SEC OKs E-Proxy Rule Amendments

December 15, 2006 ( - The Securities and Exchange Commission has voted to adopt amendments to its proxy rules that would allow companies to furnish proxy materials to shareholders through a "notice and access" model using the Internet.

In announcing the proposal, the SEC said that the new model was intended to “substantially decrease” the expense incurred by issuers to comply   with the proxy rules and provide persons “other than the company with a more cost-effective means to undertake their own proxy solicitations.”

The SEC also voted to propose rule   changes that would require companies and   soliciting   persons   to   follow   the notice and access   model   for   “all   solicitations   not   related   to   a      business combination transaction in the future.”
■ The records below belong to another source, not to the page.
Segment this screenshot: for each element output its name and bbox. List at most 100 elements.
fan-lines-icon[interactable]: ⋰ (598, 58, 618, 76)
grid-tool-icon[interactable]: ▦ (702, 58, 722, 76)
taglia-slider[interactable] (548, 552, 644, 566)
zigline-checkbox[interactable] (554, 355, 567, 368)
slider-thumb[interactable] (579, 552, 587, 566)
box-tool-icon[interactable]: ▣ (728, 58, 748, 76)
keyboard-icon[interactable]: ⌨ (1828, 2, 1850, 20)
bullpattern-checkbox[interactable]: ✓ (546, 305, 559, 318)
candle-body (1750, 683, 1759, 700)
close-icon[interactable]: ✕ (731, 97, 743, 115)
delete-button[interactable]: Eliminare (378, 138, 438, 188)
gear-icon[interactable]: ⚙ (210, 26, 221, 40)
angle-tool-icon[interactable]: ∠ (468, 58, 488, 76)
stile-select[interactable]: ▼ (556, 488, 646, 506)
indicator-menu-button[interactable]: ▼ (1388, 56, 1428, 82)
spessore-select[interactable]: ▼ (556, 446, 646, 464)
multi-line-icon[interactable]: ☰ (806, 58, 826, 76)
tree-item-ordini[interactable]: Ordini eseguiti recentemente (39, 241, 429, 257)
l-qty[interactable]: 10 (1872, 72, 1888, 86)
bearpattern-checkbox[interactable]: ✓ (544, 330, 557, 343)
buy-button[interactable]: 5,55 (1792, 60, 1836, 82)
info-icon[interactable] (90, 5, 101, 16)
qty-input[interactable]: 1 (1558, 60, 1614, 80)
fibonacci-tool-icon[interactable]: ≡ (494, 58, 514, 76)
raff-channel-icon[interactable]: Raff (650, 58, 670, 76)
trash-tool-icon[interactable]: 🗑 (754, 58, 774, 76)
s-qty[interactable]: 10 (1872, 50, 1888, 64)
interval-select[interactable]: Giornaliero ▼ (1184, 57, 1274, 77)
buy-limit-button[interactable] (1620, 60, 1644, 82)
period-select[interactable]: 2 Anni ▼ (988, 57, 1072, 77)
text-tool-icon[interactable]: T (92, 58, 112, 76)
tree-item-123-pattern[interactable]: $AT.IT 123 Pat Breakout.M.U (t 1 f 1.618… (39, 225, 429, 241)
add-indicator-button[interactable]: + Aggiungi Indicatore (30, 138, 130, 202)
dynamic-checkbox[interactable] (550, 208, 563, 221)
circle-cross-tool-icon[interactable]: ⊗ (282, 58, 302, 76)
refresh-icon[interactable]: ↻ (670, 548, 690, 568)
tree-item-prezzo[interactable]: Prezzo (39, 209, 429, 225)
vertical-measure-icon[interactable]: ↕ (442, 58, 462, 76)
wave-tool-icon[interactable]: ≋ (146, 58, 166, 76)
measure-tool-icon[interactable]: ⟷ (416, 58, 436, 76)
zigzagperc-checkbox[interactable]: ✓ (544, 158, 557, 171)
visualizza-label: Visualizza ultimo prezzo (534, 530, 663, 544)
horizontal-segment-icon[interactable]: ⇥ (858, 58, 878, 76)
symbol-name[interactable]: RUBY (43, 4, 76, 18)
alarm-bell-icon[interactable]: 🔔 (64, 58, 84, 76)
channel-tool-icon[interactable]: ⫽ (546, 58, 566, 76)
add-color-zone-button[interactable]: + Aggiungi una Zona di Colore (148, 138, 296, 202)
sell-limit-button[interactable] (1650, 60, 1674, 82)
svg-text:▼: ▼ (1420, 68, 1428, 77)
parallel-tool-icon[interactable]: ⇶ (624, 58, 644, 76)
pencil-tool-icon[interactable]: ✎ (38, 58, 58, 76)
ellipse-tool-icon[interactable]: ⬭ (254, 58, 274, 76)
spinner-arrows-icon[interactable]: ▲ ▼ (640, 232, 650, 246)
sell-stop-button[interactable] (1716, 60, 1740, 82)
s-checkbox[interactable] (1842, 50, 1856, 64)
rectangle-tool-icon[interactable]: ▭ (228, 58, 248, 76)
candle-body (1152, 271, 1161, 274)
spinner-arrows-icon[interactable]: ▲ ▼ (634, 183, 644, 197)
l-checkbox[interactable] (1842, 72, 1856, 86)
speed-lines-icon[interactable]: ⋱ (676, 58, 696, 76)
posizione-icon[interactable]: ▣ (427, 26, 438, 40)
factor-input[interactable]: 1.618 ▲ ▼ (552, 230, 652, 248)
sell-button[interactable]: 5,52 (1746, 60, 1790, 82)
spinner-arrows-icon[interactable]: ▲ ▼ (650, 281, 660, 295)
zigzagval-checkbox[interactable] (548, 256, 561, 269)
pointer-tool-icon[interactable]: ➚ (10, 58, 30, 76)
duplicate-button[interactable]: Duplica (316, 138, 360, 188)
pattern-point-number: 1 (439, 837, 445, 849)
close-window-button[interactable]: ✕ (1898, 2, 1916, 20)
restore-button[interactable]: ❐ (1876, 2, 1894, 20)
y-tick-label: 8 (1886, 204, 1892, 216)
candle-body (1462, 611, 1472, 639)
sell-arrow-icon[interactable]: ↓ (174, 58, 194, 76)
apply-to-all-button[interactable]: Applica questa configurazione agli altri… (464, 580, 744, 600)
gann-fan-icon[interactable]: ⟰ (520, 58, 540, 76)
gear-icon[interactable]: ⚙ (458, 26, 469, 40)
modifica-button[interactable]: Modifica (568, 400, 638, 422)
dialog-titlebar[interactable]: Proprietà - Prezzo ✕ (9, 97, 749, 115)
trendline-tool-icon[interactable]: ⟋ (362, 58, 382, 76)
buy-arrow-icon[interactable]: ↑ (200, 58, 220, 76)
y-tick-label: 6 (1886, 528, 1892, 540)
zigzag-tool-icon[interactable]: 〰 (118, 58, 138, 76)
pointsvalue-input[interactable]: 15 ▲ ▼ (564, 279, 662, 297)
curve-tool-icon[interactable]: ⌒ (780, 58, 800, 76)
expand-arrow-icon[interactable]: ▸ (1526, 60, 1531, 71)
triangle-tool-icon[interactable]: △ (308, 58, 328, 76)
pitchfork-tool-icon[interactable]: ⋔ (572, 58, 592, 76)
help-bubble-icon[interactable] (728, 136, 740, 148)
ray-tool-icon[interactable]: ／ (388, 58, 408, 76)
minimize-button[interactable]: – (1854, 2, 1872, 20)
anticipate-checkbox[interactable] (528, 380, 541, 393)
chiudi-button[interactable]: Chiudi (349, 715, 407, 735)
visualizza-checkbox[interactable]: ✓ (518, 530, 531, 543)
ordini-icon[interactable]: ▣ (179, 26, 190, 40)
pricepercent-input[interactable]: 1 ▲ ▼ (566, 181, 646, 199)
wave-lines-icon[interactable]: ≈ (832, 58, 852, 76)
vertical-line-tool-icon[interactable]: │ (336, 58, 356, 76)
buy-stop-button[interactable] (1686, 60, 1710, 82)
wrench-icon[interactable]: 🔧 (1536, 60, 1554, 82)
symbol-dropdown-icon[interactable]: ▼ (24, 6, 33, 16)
Under the new   proxy rules, companies may, but are not required to, furnish   proxy   materials   to   shareholders through a “notice and access” model.   To do so, a company must post its proxy materials on an Internet Web site and send a Notice of Internet Availability of Proxy Materials to shareholders   at least 40 days before the meeting date.   A proxy card may not   accompany this notice, but a company may send a paper proxy card accompanied by another copy of the notice 10 days or more after sending the initial notice.

Notice Requirements

The notice must: be written in plain English and contain a prominent legend that advises shareholders of:

  • the date, time,   and   location   of the meeting;
  • the availability of the proxy materials   at   a   specified Web site address;
  • a toll-free   phone   number,   e-mail   address   and   a website that shareholders may use   to   request   copies   of   the   proxy materials; and
  • a clear and impartial description of the matters to   be considered at the meeting.

The company must send a copy of the materials   within   three   business days after receiving a request from a shareholder, and a shareholder may make a permanent election to receive all proxy materials in   paper   or by e-mail with respect to future proxy solicitations.

Other Solicitors

A soliciting person other than the company may follow the   notice   and access model in substantially the same manner, but its notice must be sent to shareholders by the later of 40 days before the meeting or 10 days after the company filed its proxy materials.   That solicitation may be limited to shareholders   who   have   not   previously requested paper or e-mail copies. But if the soliciting person sends a notice to a shareholder, it must send that shareholder a paper   or e-mail copy upon request.

The compliance date for the amendments is July 1, 2007 – and “No person   may comply with the notice and access model before that date,” according to the SEC.   Comments on these proposals should   be   received   by   the   Commission within 60 days of their publication in the   Federal   Register.